Paul’s advice in 1 Cor 7:1-9, then, is very timely. I said something in the sermon on Sunday that I think bears repeating: while Paul was single and will make a case for the value of singleness (which we’ll get to in a few weeks), he says clearly that marriage is a very good thing. That is true for many reasons, none the least of which, in a sexually open culture like ours, is that marriage is God’s wonderful design for the expression of this incredible gift that we call sex. Paul says that Christian husband and wives should not be withholding sex from one another, except for mutually agreed upon periods of fasting, where they devote themselves to prayer. Simply put, Christian marriage should be marked by husbands and wives having lots of sex.
There is much more that could be said about sex in marriage. Particularly, husbands and wives need to talk about it. Often we do not. And I get it. Talking about sex can be awkward. But we need to bring it up. If you feel it isn’t happening enough, talk about it. If you feel you’re being pressured to have sex too much, talk about it. Like Paul says, come to a mutually agreed upon decision about how often you have sex.
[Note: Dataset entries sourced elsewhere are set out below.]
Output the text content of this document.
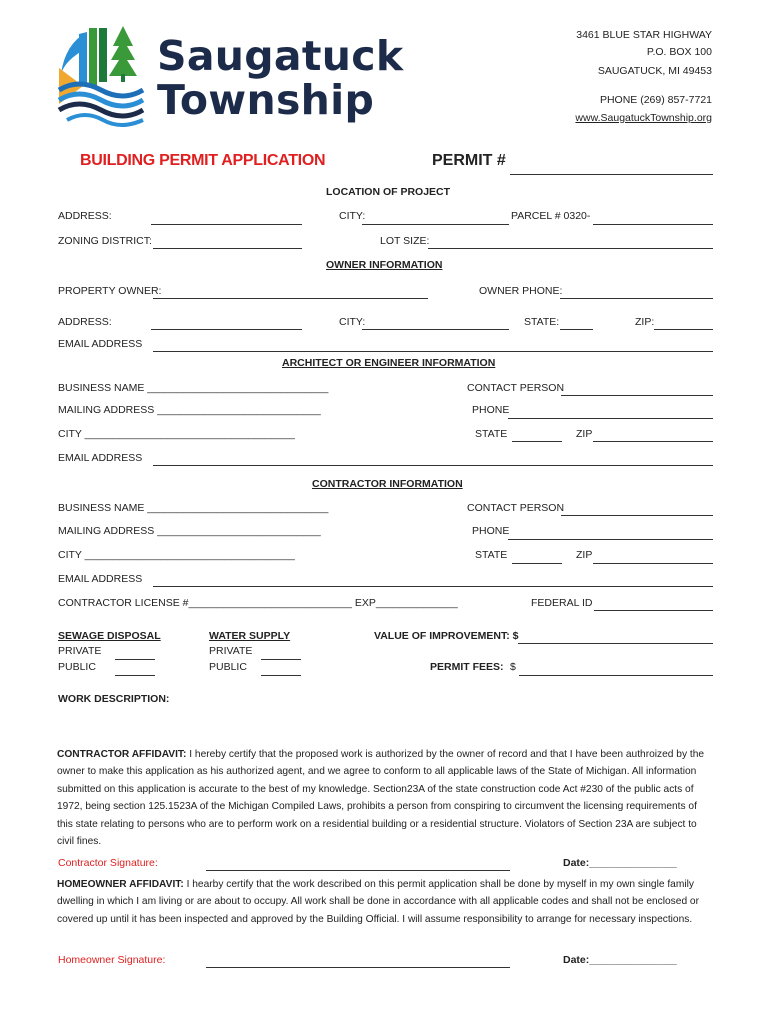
Saugatuck
Township
3461 BLUE STAR HIGHWAY
P.O. BOX 100
SAUGATUCK, MI 49453
PHONE (269) 857-7721
www.SaugatuckTownship.org
BUILDING PERMIT APPLICATION	PERMIT #
LOCATION OF PROJECT
ADDRESS:	CITY:	PARCEL # 0320-
ZONING DISTRICT:	LOT SIZE:
OWNER INFORMATION
PROPERTY OWNER:	OWNER PHONE:
ADDRESS:	CITY:	STATE:	ZIP:
EMAIL ADDRESS
ARCHITECT OR ENGINEER INFORMATION
BUSINESS NAME _______________________________	CONTACT PERSON
MAILING ADDRESS ____________________________	PHONE
CITY ____________________________________	STATE	ZIP
EMAIL ADDRESS
CONTRACTOR INFORMATION
BUSINESS NAME _______________________________	CONTACT PERSON
MAILING ADDRESS ____________________________	PHONE
CITY ____________________________________	STATE	ZIP
EMAIL ADDRESS
CONTRACTOR LICENSE #____________________________ EXP______________	FEDERAL ID
SEWAGE DISPOSAL
PRIVATE
PUBLIC
WATER SUPPLY
PRIVATE
PUBLIC
VALUE OF IMPROVEMENT: $
PERMIT FEES: $
WORK DESCRIPTION:
CONTRACTOR AFFIDAVIT: I hereby certify that the proposed work is authorized by the owner of record and that I have been authroized by the owner to make this application as his authorized agent, and we agree to conform to all applicable laws of the State of Michigan. All information submitted on this application is accurate to the best of my knowledge. Section23A of the state construction code Act #230 of the public acts of 1972, being section 125.1523A of the Michigan Compiled Laws, prohibits a person from conspiring to circumvent the licensing requirements of this state relating to persons who are to perform work on a residential building or a residential structure. Violators of Section 23A are subject to civil fines.
Contractor Signature:	Date:_______________
HOMEOWNER AFFIDAVIT: I hearby certify that the work described on this permit application shall be done by myself in my own single family dwelling in which I am living or are about to occupy. All work shall be done in accordance with all applicable codes and shall not be enclosed or covered up until it has been inspected and approved by the Building Official. I will assume responsibility to arrange for necessary inspections.
Homeowner Signature:	Date:_______________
And here’s where Paul opens the door to the secret of marriage. Not just by saying that couples should have lots of sex. Instead he says that “your spouse owns your body”! Just as he said in the previous chapter (for which Phil Bartelt had a powerful sermon on sexual purity), your body is not your own. God owns your body. Now in chapter 7, he goes on to say that your spouse owns your body. Doesn’t that sound weird? In our hyper-individualized culture the thought that you don’t own your body seems wrong. Twice, though, Paul says others own our body. God and our spouse. This is the secret to marriage. When you embrace the idea that you don’t own your body, you know that you can give yourself lovingly and generously on behalf of your spouse.
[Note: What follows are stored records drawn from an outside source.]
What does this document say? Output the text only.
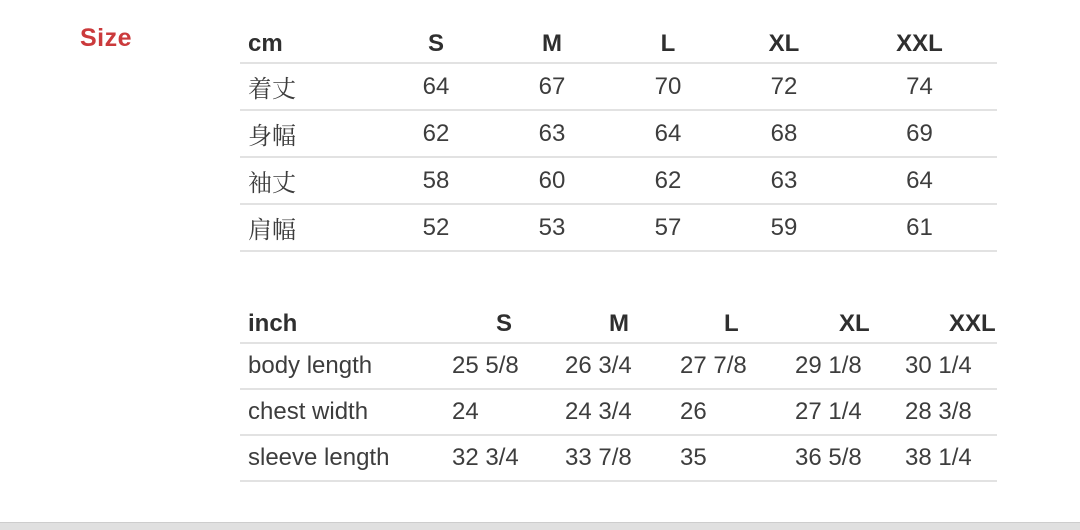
Size	cm	S	M	L	XL	XXL
着丈	64	67	70	72	74
身幅	62	63	64	68	69
袖丈	58	60	62	63	64
肩幅	52	53	57	59	61
inch	S	M	L	XL	XXL
body length	25 5/8	26 3/4	27 7/8	29 1/8	30 1/4
chest width	24	24 3/4	26	27 1/4	28 3/8
sleeve length	32 3/4	33 7/8	35	36 5/8	38 1/4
That you do not own your body does not mean that you allow others, including your spouse, to treat your body with disrespect. If your spouse is abusing you emotionally or physically or in any way, you should get to place of safety immediately. Paul’s conveys his understanding of our spouses owning our bodies in a mutually beneficial way. What he says is actually quite radical for his culture! In the Greco-Roman era wives were considered possessions of their husbands. So when Paul says “wives, your bodies belong to your husbands”, the people would have understood this as the norm for their culture. But when he goes on to say “husbands, your bodies belong to your wives” a hush would have gone through the room. That was radical stuff. That kind of mutuality in marriage was unheard of. It’s why our treatment of each other in marriage must be a practice of mutual loving-kindness (the kind of love Paul will go on to describe in 1 Cor 13).
So in summary, we learned what it means to give yourself away to your spouse. If you cultivate that kind of attitude, you’ll be creating furrow ground in which a fruitful marriage can grow.